What Your Office Chairs Say About Your Company

Standing desks, which give employees the option of standing while working, were touted as the next big thing, but the next big thing may be more attuned to comfort and a residential feeling in the office. That’s what I took away from a piece by Cliff Kuang published last week on Co. Design.

Apple has ordered chairs for all the workstations in its 12,000-person campus that are designed to help relax employees: “The pitch around the design wasn’t that it was technical or flashy. Rather, the idea was that it was ‘quiet,’ with soothing curves that could blend in anywhere, even in a home,” Kuang writes of the “Pacific Chair” by furniture-maker Vitra. The chair even comes in pink!

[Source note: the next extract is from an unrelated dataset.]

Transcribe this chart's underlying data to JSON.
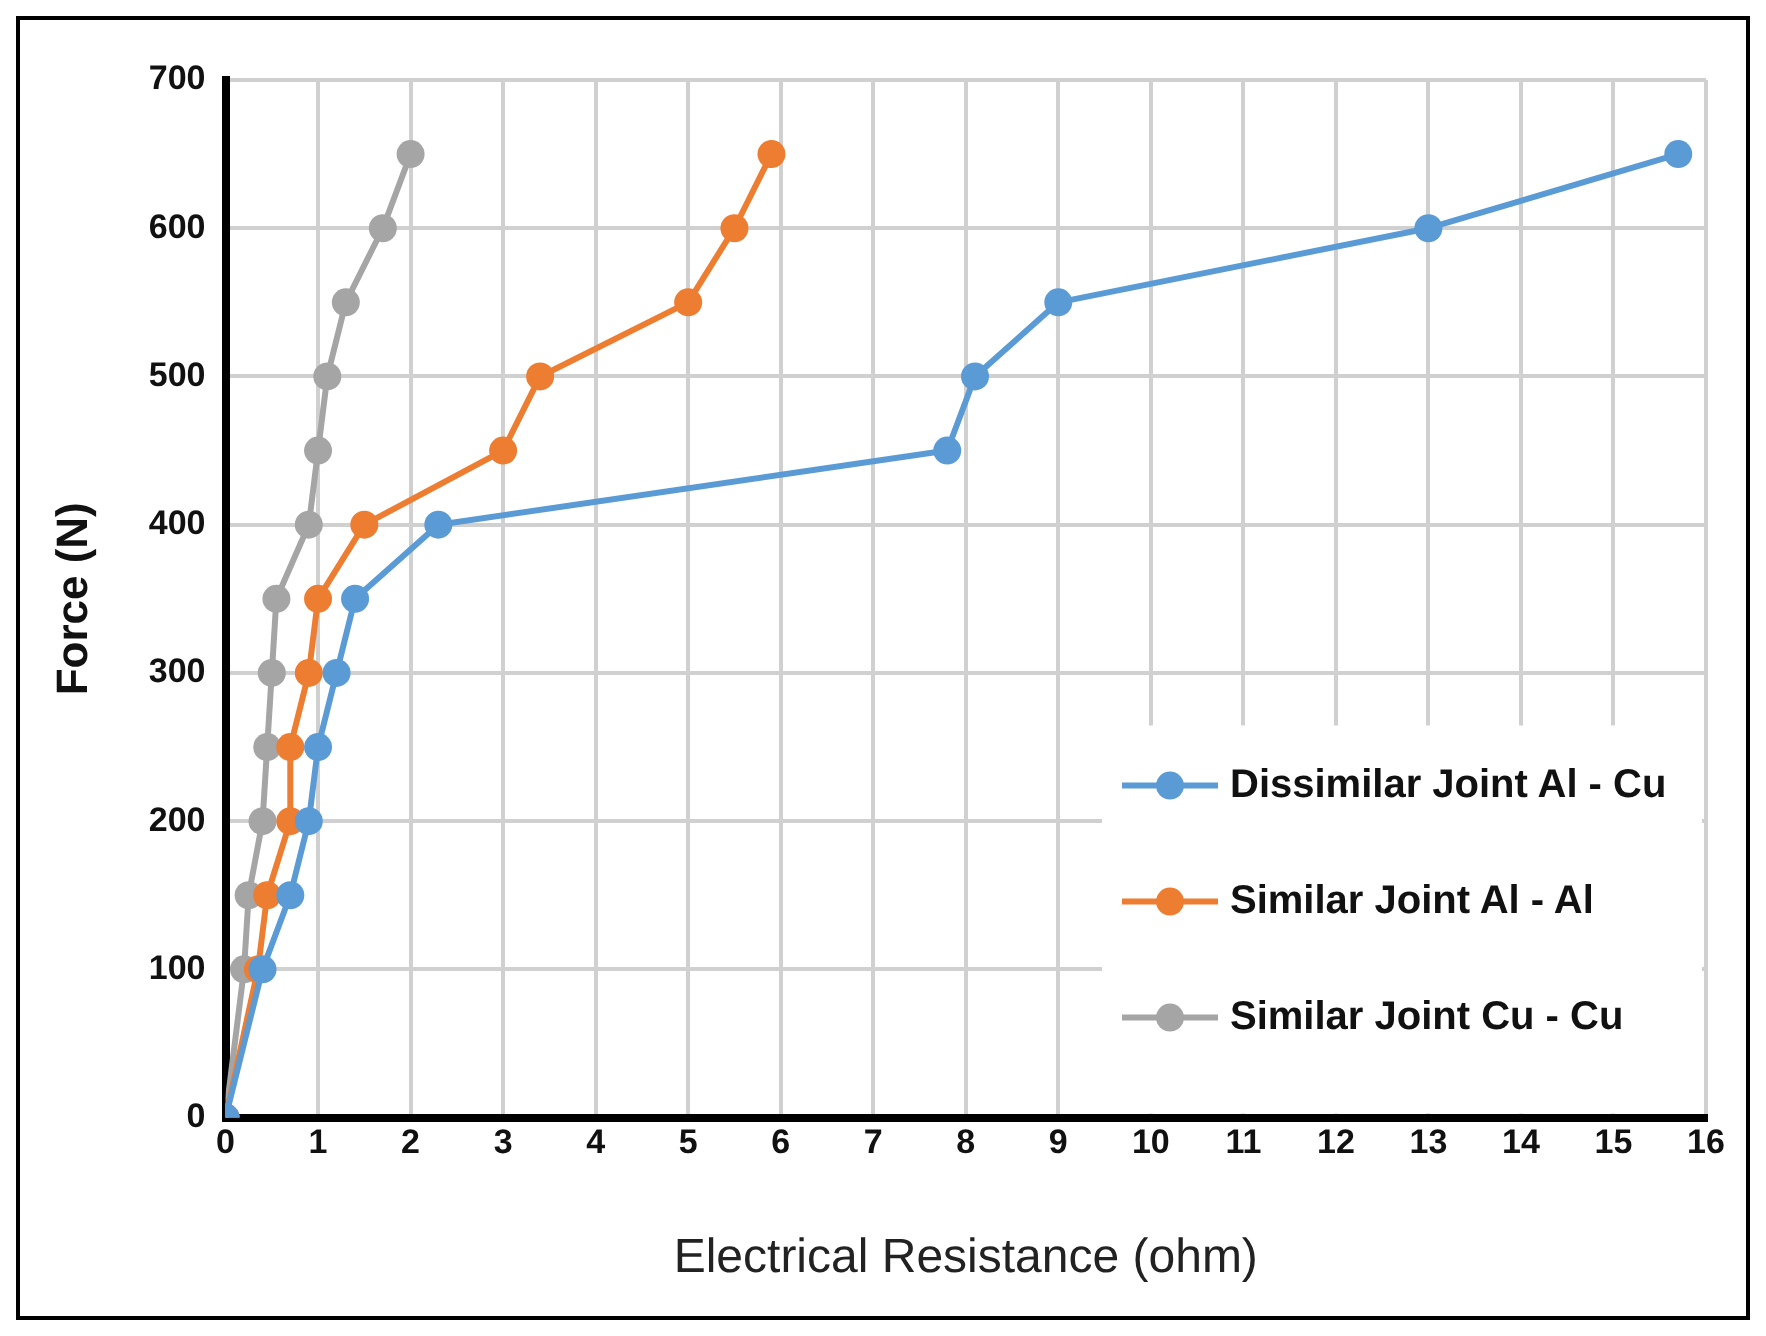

The piece notes that chair design going in a more homey direction suggests that companies realize the workday is built more around collaboration today than time sitting upright at a desk. I say “upright” because the article notes that many younger workers no longer want to be seen as conventional, 9-to-5 employees, who keep to a rigid schedule that always takes place in the same location. Even employees who are not in traditionally creative fields such as design or writing want to feel creative and relaxed about their work environment.

An office chair probably will never be mobile, but choosing a chair that could be part of a home or other environment sends a subtle cultural message to employees that the company is interested in their comfort, and wants to create a cozy, rather than sterile, environment. That change in message-sending goes along with other décor improvements from recent years, such as the use of softer lighting in offices, rather than the harsh florescent lights many of us grew up with. Some offices are even acknowledging the importance of natural light, and creating spaces that maximize the light coming in through windows, so a “landlocked” employee wedged in the middle of a continent of cubicles won’t feel like she’s trapped in a prison cell for nine hours a day.

The question becomes whether you, indeed, want to send the message that your company is accommodating and flexible, and that it wants employees to be comfortable and relaxed. When I was in high school, I had a math teacher who told us in a rambling aside that research showed that people concentrated, and did their best work, when they were slightly uncomfortable—when they were slightly chilled and slightly hungry. That was in the early 1990s, so it’s possible we’ve had a mentality shift since then. After all, we live in an age when people strategize ways to wear sweatpants everywhere—have you seen those sweatpants that masquerade as blue jeans? Or the infomercials about fleece blankets you can snap around your neck and walk around in, the Snuggie? I wonder what more recent research would say about the conditions in which people do their best work.

I’m biased in this debate because I lean heavily in the direction of requiring comfort at all times. When I was a child riding in the car with my mother, I kept messing with the air conditioning and heating vents, frustrated that I couldn’t get the air directed exactly the way I wanted. My mother, who came of age in the late 1950s, finally snapped: “You may just have to be uncomfortable.” I’ve always remembered that because in our current age, people would push back against the idea that you may just have to be uncomfortable. Whether maximum comfort and relaxation produce the best work from employees, your younger employees may expect it.

As I say, I’m biased in the direction of comfort, even though I realize, like my mother taught me, that this is spoiled and unreasonable of me, and that none of us should expect to be comfortable at all times. So, I would say that people like me, and many of your Millennials, would not only like relaxed, homey office seating, but a “living room” area in the office with easy chairs and couches that allow employees to put their feet up while doing work. The chairs and couches should come with a tray, or some other structure, that can be pulled out to provide a surface to put a laptop on. And, of course, this “living room” would need WiFi and power outlets.

I’ve always felt that where, and how, employees work, isn’t important as long as they do nothing unethical, and they deliver high-quality work on time. What do you think? Would your corporate culture be amenable to office chairs with a design, and feel, that could fit in a home?